Here’s the moving pair written out with the proper fingering in the three positions.

This is the last audio clip above, written out, with a G pattern added on to finish off musically. You can see the moving pair rising and falling inside the two roots.

MPR_M6_03

‘Work’ the new material – imitate the Practice Drill in Module Five. It could easily turn into an original riff if you play around with it, tap your foot, and listen out for your Inner Blues Musician’s ideas on the material!

Adding the rhythm

Now listen this audio clip. A rhythm has been applied to the G chord moving pair.

MPR_M6_04

Study the rhythm on its own.

‘Say along’ with the audio clip – saying it is half way to playing it.

Practice the chords in this rhythm in all three positions.

MPR_M6_05

Now split the first right hand pair of notes and play the thumb first.

MPR_M6_06

Now your beat map has different right and left hands. Only the right hand has changed.

It a good idea to practise your rhythms away from the keyboard. Try to tap your foot as well. Follow this beat map audio.

Rhythmic patterning is a large part of popular keyboard style, and if you get into the habit of thinking about it and practising methodically, you will make speedy progress.

Crushed notes

What gives the module riff its real bluesy feel is the ‘crushed note’ in the right hand.

MPR_M6_08

The first right hand thumb note of every pattern has a short extra note crushed up against it. It’s the note a semitone below.

Study the MidiPiano Piano Roll view of the crushed note.

There are two ways to play the crushed note. In G and C, the crushed note is a black key note, so you can easily play that key with the thumb and pull the thumb off onto the main white-key note. Otherwise, you use a different finger – RH2 for the G and C positions and RH1 for D.

Here is a video clip showing both techniques in G and C.

This text you don’t see

The crushed note is omitted in the D pattern.

Listen for more crushed notes in the module riff, and in 12-bar keyboard playing generally. Note that it takes a long time to develop a reliable, finely judged crushed note technique – just work at it!

Filling up the chord sequence 

The inverted moving pair pattern is two bars long.

(Note, for interest, how the crushed note is shown in written-out music.)

Here’s our original, simplest 12-bar chord sequence.

Where you have two bars of the same chord, the two-bar patterns will fit nicely.

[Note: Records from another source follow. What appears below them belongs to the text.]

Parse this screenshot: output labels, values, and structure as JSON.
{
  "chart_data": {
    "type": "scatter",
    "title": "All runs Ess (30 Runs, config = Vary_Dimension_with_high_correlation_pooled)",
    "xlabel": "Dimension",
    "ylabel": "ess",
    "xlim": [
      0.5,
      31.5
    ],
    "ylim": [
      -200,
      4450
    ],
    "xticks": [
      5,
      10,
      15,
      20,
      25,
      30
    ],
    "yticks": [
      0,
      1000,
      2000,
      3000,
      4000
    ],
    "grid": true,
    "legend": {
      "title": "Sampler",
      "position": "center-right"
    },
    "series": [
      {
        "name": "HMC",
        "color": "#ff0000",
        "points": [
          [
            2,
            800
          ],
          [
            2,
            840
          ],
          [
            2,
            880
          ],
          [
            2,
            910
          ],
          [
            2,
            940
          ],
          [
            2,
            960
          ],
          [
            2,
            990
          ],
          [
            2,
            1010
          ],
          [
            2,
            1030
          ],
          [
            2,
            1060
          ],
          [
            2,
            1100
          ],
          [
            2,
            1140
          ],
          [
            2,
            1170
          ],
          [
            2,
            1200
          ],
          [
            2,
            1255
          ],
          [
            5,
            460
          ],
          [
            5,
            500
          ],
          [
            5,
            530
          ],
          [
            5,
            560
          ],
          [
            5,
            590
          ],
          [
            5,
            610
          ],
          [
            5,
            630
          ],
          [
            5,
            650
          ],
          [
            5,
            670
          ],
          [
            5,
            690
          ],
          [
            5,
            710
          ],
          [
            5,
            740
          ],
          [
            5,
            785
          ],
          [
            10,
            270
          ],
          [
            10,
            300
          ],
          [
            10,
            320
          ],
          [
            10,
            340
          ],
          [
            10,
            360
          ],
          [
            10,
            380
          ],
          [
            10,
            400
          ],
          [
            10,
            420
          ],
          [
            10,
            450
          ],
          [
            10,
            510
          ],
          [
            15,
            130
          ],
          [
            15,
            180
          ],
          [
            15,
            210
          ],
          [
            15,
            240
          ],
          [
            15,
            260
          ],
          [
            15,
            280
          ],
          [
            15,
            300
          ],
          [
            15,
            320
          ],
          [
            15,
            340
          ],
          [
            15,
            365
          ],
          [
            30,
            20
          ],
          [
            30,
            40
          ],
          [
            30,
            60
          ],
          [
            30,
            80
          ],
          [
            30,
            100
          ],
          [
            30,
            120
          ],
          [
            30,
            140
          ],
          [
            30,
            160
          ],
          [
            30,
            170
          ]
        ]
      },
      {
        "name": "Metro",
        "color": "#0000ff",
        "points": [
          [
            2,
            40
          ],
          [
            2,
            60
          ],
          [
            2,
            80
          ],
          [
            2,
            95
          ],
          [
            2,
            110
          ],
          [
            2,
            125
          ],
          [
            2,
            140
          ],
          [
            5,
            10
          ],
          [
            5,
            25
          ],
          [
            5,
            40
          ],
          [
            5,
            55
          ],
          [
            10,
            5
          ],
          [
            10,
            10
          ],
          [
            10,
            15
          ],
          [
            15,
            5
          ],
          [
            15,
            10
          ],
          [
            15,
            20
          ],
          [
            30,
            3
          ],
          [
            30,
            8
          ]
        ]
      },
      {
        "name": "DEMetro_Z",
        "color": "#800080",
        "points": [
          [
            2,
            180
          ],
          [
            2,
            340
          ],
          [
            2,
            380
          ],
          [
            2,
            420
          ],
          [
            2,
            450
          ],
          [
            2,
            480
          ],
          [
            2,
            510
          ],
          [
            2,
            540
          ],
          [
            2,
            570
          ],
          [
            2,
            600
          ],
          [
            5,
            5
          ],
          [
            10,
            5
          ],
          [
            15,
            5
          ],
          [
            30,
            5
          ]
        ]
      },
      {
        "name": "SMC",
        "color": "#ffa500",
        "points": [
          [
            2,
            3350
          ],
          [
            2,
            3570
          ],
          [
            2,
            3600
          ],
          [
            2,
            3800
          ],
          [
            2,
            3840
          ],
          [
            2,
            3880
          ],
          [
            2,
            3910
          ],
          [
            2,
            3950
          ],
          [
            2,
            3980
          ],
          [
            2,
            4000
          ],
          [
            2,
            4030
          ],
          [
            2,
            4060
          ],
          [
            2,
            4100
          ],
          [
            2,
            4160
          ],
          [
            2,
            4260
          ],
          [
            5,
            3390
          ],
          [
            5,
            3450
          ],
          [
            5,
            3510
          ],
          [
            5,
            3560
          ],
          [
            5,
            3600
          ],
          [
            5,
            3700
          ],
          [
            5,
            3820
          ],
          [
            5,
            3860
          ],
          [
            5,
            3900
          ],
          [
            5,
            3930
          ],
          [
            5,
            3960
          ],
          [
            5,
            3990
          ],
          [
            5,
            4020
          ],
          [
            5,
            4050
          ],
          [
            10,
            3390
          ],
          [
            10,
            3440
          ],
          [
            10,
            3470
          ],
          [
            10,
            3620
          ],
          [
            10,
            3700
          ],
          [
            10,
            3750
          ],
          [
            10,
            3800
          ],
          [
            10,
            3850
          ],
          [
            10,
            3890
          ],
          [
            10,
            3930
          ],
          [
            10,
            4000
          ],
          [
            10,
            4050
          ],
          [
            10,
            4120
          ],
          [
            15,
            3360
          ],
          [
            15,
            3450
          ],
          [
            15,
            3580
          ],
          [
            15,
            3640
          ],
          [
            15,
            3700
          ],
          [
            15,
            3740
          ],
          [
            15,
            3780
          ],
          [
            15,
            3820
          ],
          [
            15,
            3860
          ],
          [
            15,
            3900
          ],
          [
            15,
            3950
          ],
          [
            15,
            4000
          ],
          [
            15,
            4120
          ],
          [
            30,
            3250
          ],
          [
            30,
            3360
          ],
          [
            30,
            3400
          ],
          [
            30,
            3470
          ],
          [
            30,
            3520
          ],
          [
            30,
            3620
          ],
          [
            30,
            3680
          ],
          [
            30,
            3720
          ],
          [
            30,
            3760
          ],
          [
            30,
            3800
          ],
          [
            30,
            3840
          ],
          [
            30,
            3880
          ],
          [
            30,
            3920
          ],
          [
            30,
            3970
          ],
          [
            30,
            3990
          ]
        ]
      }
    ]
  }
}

But bars 9 and 10 are one chord apiece, so we can’t use our pattern as it is, because it’s two bars long. The Module Six ‘solution’ is to use the rising half of the pattern in D and the falling half in C, using the rhythm of the second half of our pattern both times.

MPR_M6_09

The audio demonstrates the D and C patterns without crushed notes, but you can put in as many as you like, either sliding off the black key or using the next-door finger.

MPR_M6_10

As you can hear, putting crushed notes everywhere you can is ‘too much’. Listen closely to the Module riff again to hear the Musicarta suggestion.

MPR_M6_01

An alternative chord sequence

An alternative to having half patterns in bars 9 and 10 would be to use this chord sequence:

Try it – it will help you recognise chord sequences.

MPR_M6_11

Module summary

Here's the module tutorial video.

This is the end of the main ‘Moving Pair Riff’ learning material, which has introduced the basics of all piano 12-bar blues and boogie styles. The rest of the series invites you to discover how much you’ve learned, as you start to play some other classic blues and boogie keyboard riffs based on the Moving Pair material.